The Star Beast
"Have the ship searched," said Horitz quietly; "but that won't do any good. There are a hundred ways the killer could hide the Equations so that no search would ever find them. Our one chance, I'm afraid, is to get the only witness to tell us who garroted Thomasson."

"The witness?" said the captain, staring. "Who?"

Horitz turned to look at the black, five-foot lump, with its gently waving tendrils. "Oscar," he said.

Oscar had come whirling out of interstellar space almost a year ago, in a thin, cloudy shell hardly bigger than himself. The shell was partly wrecked and put out of control; but by sheer luck, a supply ship had picked it up and hauled it in to Pluto. The newspapers had labeled its occupant a Centaurian, since he came from that general sector of space; but actually, no one knew. The scientists at the Pluto Station who had sweated over him for a year had found out exasperatingly little. He had no eyes or ears, and yet he was aware of things around him. He had no recognizable brain; he had no skeleton, no lungs, no circulatory system and no excretory system. He got his energy, they thought, from cosmic radiation; but they didn't know for sure.

His tendrils or filaments—the stumpy, fingerlike organs on top of his shapeless body—had no function that they would discover. They did not respond to sound, to light, to heat or any other known radiation—but they followed moving objects, in a dark room as well as in a light one.

He was somehow able to emit and receive radio waves. They were able to communicate with him, after a fashion, that way. They suspected it wasn't his normal method of communication; but when they ticked at him with a Morse sender, he obligingly ticked back. Slowly and painfully, during that year, they had worked up from 1 + 1 = 2, to 93 = 729, to simple nouns and a few verbs, in a code they invented as they went along. They could talk to Oscar, and Oscar could talk to them. The only trouble was, that nothing Oscar said made much sense—to men.

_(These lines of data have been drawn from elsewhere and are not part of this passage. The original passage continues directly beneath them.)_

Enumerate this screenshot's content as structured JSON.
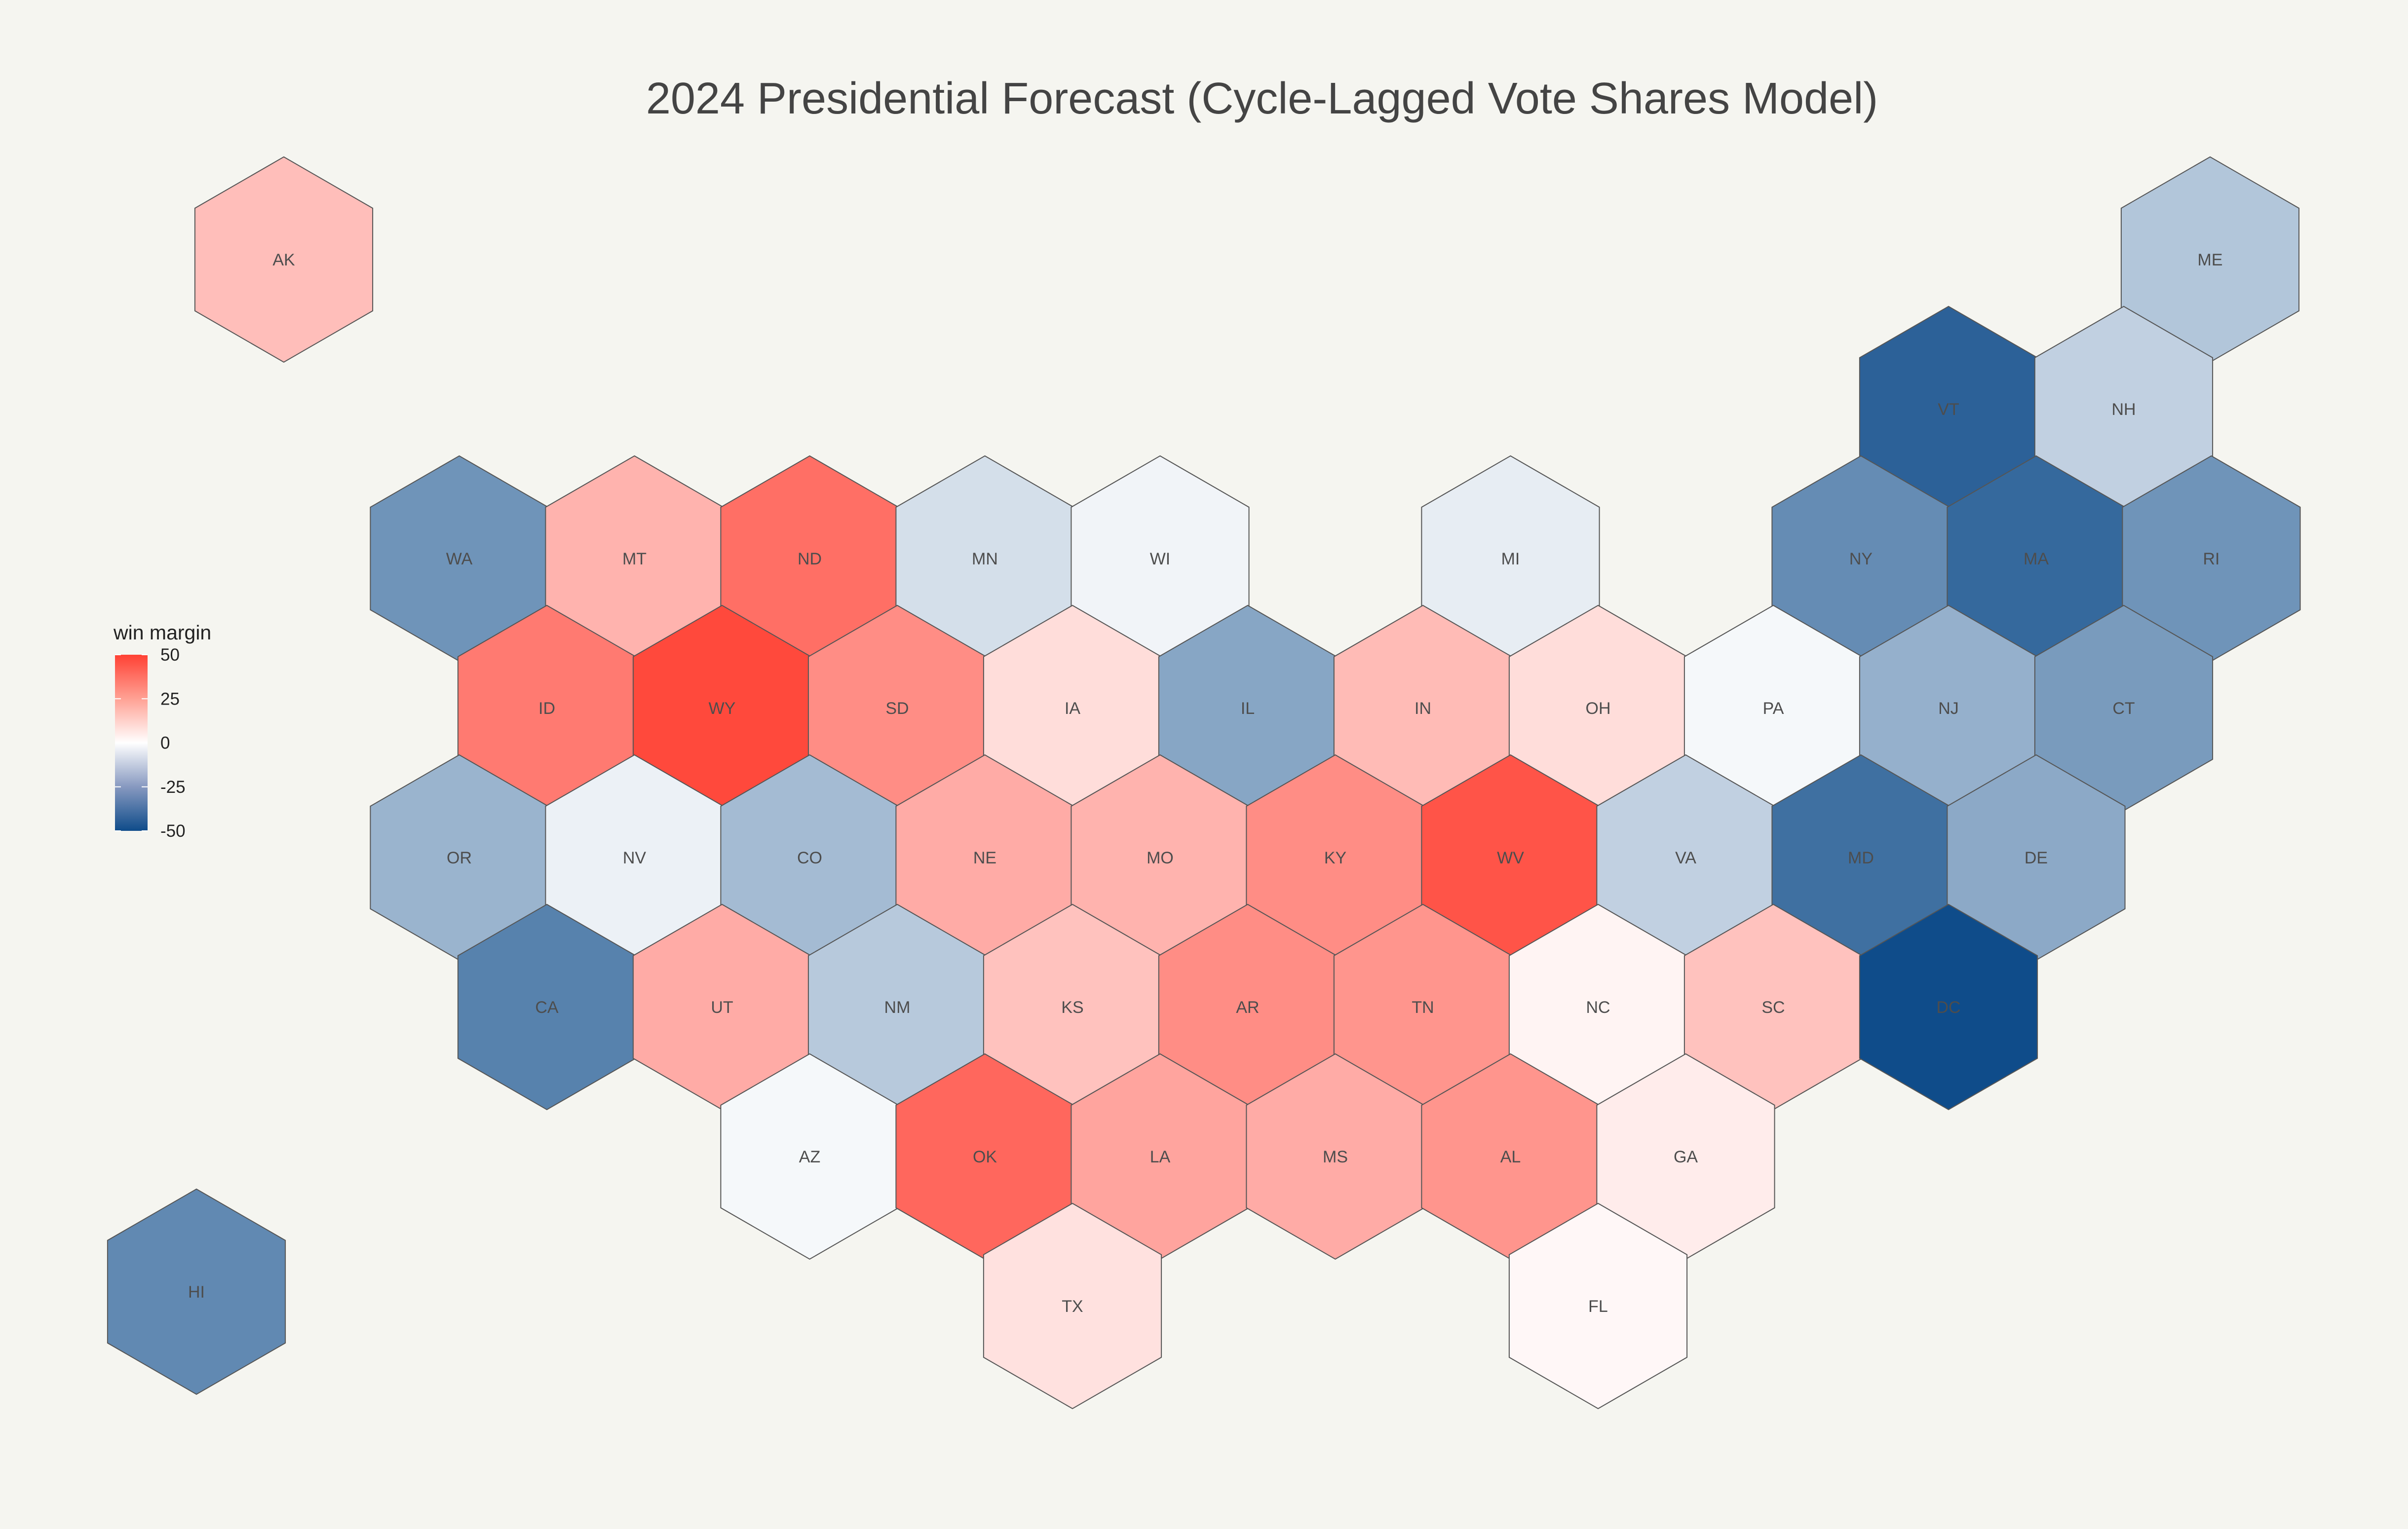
{
  "title": "2024 Presidential Forecast (Cycle-Lagged Vote Shares Model)",
  "legend": {
    "title": "win margin",
    "ticks": [
      "50",
      "25",
      "0",
      "-25",
      "-50"
    ],
    "tick_values": [
      50,
      25,
      0,
      -25,
      -50
    ],
    "range": [
      -50,
      50
    ],
    "colors": {
      "low": "#0f4c8a",
      "mid": "#ffffff",
      "high": "#ff4134"
    }
  },
  "colors": {
    "background": "#f5f5f0",
    "hex_stroke": "#555555"
  },
  "chart_data": {
    "type": "heatmap",
    "subtype": "hex-tile-map",
    "title": "2024 Presidential Forecast (Cycle-Lagged Vote Shares Model)",
    "value_name": "win margin",
    "range": [
      -50,
      50
    ],
    "states": [
      {
        "label": "AK",
        "row": 0,
        "col": 0.5,
        "margin": 17
      },
      {
        "label": "ME",
        "row": 0,
        "col": 11.5,
        "margin": -16
      },
      {
        "label": "VT",
        "row": 1,
        "col": 10,
        "margin": -44
      },
      {
        "label": "NH",
        "row": 1,
        "col": 11,
        "margin": -13
      },
      {
        "label": "WA",
        "row": 2,
        "col": 1.5,
        "margin": -30
      },
      {
        "label": "MT",
        "row": 2,
        "col": 2.5,
        "margin": 20
      },
      {
        "label": "ND",
        "row": 2,
        "col": 3.5,
        "margin": 38
      },
      {
        "label": "MN",
        "row": 2,
        "col": 4.5,
        "margin": -9
      },
      {
        "label": "WI",
        "row": 2,
        "col": 5.5,
        "margin": -3
      },
      {
        "label": "MI",
        "row": 2,
        "col": 7.5,
        "margin": -5
      },
      {
        "label": "NY",
        "row": 2,
        "col": 9.5,
        "margin": -32
      },
      {
        "label": "MA",
        "row": 2,
        "col": 10.5,
        "margin": -42
      },
      {
        "label": "RI",
        "row": 2,
        "col": 11.5,
        "margin": -30
      },
      {
        "label": "ID",
        "row": 3,
        "col": 2,
        "margin": 35
      },
      {
        "label": "WY",
        "row": 3,
        "col": 3,
        "margin": 48
      },
      {
        "label": "SD",
        "row": 3,
        "col": 4,
        "margin": 30
      },
      {
        "label": "IA",
        "row": 3,
        "col": 5,
        "margin": 9
      },
      {
        "label": "IL",
        "row": 3,
        "col": 6,
        "margin": -25
      },
      {
        "label": "IN",
        "row": 3,
        "col": 7,
        "margin": 18
      },
      {
        "label": "OH",
        "row": 3,
        "col": 8,
        "margin": 9
      },
      {
        "label": "PA",
        "row": 3,
        "col": 9,
        "margin": -2
      },
      {
        "label": "NJ",
        "row": 3,
        "col": 10,
        "margin": -22
      },
      {
        "label": "CT",
        "row": 3,
        "col": 11,
        "margin": -28
      },
      {
        "label": "OR",
        "row": 4,
        "col": 1.5,
        "margin": -21
      },
      {
        "label": "NV",
        "row": 4,
        "col": 2.5,
        "margin": -4
      },
      {
        "label": "CO",
        "row": 4,
        "col": 3.5,
        "margin": -19
      },
      {
        "label": "NE",
        "row": 4,
        "col": 4.5,
        "margin": 22
      },
      {
        "label": "MO",
        "row": 4,
        "col": 5.5,
        "margin": 20
      },
      {
        "label": "KY",
        "row": 4,
        "col": 6.5,
        "margin": 30
      },
      {
        "label": "WV",
        "row": 4,
        "col": 7.5,
        "margin": 45
      },
      {
        "label": "VA",
        "row": 4,
        "col": 8.5,
        "margin": -13
      },
      {
        "label": "MD",
        "row": 4,
        "col": 9.5,
        "margin": -40
      },
      {
        "label": "DE",
        "row": 4,
        "col": 10.5,
        "margin": -24
      },
      {
        "label": "CA",
        "row": 5,
        "col": 2,
        "margin": -35
      },
      {
        "label": "UT",
        "row": 5,
        "col": 3,
        "margin": 22
      },
      {
        "label": "NM",
        "row": 5,
        "col": 4,
        "margin": -15
      },
      {
        "label": "KS",
        "row": 5,
        "col": 5,
        "margin": 16
      },
      {
        "label": "AR",
        "row": 5,
        "col": 6,
        "margin": 30
      },
      {
        "label": "TN",
        "row": 5,
        "col": 7,
        "margin": 28
      },
      {
        "label": "NC",
        "row": 5,
        "col": 8,
        "margin": 3
      },
      {
        "label": "SC",
        "row": 5,
        "col": 9,
        "margin": 16
      },
      {
        "label": "DC",
        "row": 5,
        "col": 10,
        "margin": -50
      },
      {
        "label": "AZ",
        "row": 6,
        "col": 3.5,
        "margin": -2
      },
      {
        "label": "OK",
        "row": 6,
        "col": 4.5,
        "margin": 40
      },
      {
        "label": "LA",
        "row": 6,
        "col": 5.5,
        "margin": 24
      },
      {
        "label": "MS",
        "row": 6,
        "col": 6.5,
        "margin": 22
      },
      {
        "label": "AL",
        "row": 6,
        "col": 7.5,
        "margin": 28
      },
      {
        "label": "GA",
        "row": 6,
        "col": 8.5,
        "margin": 5
      },
      {
        "label": "TX",
        "row": 7,
        "col": 5,
        "margin": 8
      },
      {
        "label": "FL",
        "row": 7,
        "col": 8,
        "margin": 2
      },
      {
        "label": "HI",
        "row": 7,
        "col": 0,
        "margin": -33
      }
    ]
  }
}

"That's the whole difficulty," explained Dr. Y. Ilyanov, running her fingers through her thick yellow hair. Dr. Ilyanov was one of the two assistants Thomasson had brought along, and very beautiful. The other was Dr. Hugh Meers, who was bald and not beautiful at all.

"You understand, he perceives—but he doesn't perceive with human senses or think in human patterns. Undoubtedly, he saw Professor Thomasson killed; but he saw it—differently."